I felt him smile against my skin. ‘Rose told me to.’
‘Huh?’
‘She told me to stop devouring you with my eyes across the room and jolly well do something a bit more productive,’ said Matt.
‘Devouring me with your eyes,’ I murmured. ‘Crikey.’
‘I think we’d better cut back her Mills and Boon quota.’
‘You might be right.’
‘Then,’ he continued, ‘she said that after your lousy ex-boyfriend’s shenanigans you had the self-confidence of a flatworm, and that if I thought I could just say it with hideous nightwear I’d better think again.’
I considered that for a while, wondering whether to be offended. And then I decided that, seeing as I was currently the happiest girl in the observable universe, Aunty Rose could liken me to any invertebrate she liked.
‘Thank you for doing what you were told,’ I said.
‘Never been so scared in my life,’ he said. ‘And then you looked at me like I was some slimy prat who’d tried to pick you up in a bar.’
‘I did not!’
‘You did too. It’s a bit depressing to find that the girl you love thinks you’re a cheating scumbag.’
‘Only for about ten seconds,’ I said feebly. ‘It had been a particularly bad day.’
‘Hmph,’ said Matt.
I pinched the tender skin under his arm, which was nice and handy. ‘Don’t you
hmph
me, Matthew King. I’ve spent the last six months watching you go home with Farmer Barbie, remember.’

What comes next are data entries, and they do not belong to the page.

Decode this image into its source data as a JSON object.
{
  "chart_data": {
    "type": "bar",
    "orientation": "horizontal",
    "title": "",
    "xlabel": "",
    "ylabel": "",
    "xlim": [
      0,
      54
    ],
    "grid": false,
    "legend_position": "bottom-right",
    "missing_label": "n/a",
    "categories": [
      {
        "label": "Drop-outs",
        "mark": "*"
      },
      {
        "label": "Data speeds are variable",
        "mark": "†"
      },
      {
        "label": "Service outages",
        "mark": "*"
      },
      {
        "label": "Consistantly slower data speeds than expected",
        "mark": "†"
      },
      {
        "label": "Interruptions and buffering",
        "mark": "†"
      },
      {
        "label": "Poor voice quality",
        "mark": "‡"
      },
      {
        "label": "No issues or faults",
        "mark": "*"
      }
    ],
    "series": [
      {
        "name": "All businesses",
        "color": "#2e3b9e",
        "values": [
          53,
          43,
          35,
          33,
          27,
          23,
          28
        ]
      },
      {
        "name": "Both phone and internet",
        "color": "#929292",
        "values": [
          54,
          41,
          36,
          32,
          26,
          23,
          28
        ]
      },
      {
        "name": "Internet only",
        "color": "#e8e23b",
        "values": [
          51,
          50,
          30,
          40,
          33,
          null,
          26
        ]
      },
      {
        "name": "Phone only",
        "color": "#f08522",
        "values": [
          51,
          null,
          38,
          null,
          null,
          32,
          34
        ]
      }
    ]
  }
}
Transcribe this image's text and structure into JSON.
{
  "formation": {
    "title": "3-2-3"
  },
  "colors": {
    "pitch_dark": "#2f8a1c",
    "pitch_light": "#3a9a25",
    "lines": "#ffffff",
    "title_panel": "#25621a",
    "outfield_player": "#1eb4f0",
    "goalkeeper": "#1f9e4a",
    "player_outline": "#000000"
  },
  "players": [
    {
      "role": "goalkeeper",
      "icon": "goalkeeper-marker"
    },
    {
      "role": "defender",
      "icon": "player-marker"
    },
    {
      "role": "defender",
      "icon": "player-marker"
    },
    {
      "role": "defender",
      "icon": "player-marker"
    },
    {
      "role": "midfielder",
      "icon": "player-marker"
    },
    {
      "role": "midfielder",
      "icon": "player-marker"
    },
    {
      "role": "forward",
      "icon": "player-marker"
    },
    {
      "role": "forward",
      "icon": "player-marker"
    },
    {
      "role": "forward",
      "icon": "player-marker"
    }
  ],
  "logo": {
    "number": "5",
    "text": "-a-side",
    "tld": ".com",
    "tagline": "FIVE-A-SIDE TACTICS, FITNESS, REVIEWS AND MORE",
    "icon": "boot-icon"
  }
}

‘Farmer Barbie?’ he repeated.
‘Yeah, it’s childish, but I was bitter.’
‘Jose, I’m really sorry.’
I felt a sudden fierce pang of guilt. Aunty Rose was dying. His mother was of minimal use, so it was Matt who taught Kim to drive and shouted at her and worried about her and generally did all the things parents are supposed to do. He was the adored son and heir, and all his life he had known he’d have to take over the family farm or break his father’s heart. I don’t think it ever even crossed anyone’s mind to ask him if it was what he wanted. He worked twelve hours a day, seven days a week, and he never complained – he just quietly got on with it. It’s inexcusable to give someone like that a hard time for failing to guess the state of your emotions.

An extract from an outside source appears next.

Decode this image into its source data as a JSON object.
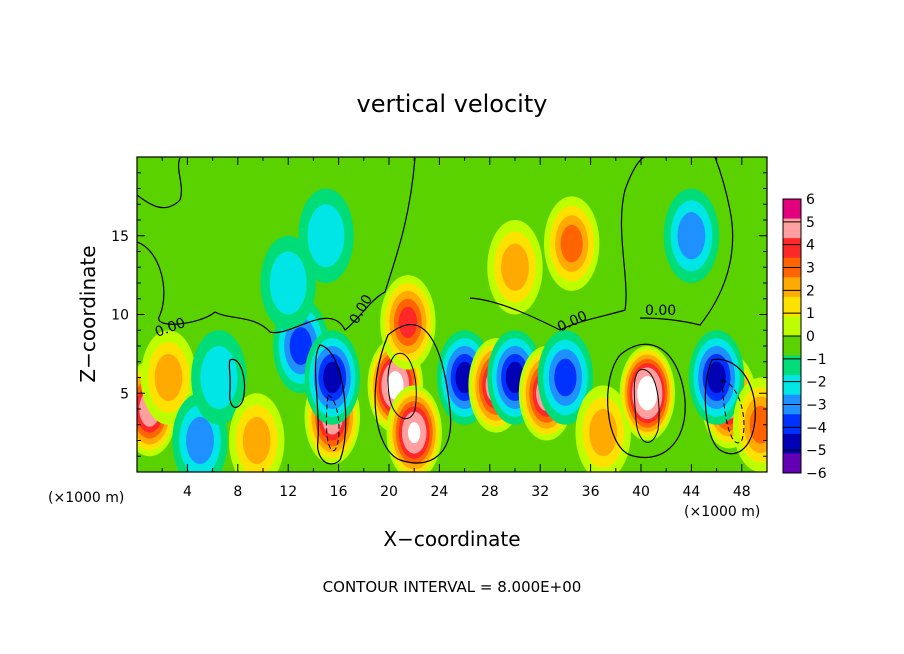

‘It doesn’t matter,’ I whispered. ‘I’m sorry.’ I rolled us both over so that I was lying on top of him, and hugged him fiercely. ‘You know that Rudyard Kipling poem “If ”?’
‘What about it, you strange and random woman?’
‘It’s you. It describes you.’
Matt laughed. ‘Sometimes, Josephine,’ he said, ‘I wonder about you.’
IT FELT LIKE
about two minutes later when his radio alarm clock clicked on, and we were woken by some pillock assuring us that nothing beats a car from McGuire’s super-cheap imports. I fell out of my side of the bed and groped blindly for clothes.
‘Don’t get up,’ he said thickly. ‘It’s Saturday. Stay in bed.’
I banged my head on the corner of his dresser and sat down hard. ‘Shit.’
Matt turned on the light and we blinked at each other painfully. ‘You don’t have to come,’ he said, reaching for a shirt.
‘I want to. Have you got a spare pair of overalls?’
‘Yeah.’ He dug through the heap of clothes in the corner of the room and tossed me a pair, along with a polar fleece. ‘Socks?’
‘Yes, please.’
It was very dark outside, still and crisp and starless. Matt stopped the quad bike at the cowshed to turn on the lights, and then taking a big torch from the box on the front played the beam slowly across the neighbouring paddock. Cows’ eyes glowed green in the torchlight, and one very new calf was just staggering to its feet.
‘Good,’ he said. ‘Nobody lying upside down in the hedge. Shut the gate across the track, Jo?’
SEVERAL HOURS LATER
I kicked off my gumboots and went into Aunty Rose’s kitchen, newspaper in hand.
‘Good morning, love,’ said Mum, pouring tea into her cup. ‘Did you have fun?’
‘Good grief, Edith, what a question!’ Aunty Rose said. She was reclining on the chaise longue with a pen in one hand and pad in the other, wrapped in a fluffy green blanket. ‘Is that the paper, sweet pea?’
‘It’s a bit damp,’ I said, peeling off the wrapping and handing it over. ‘He got it right into the drain this morning. Where’s Dad?’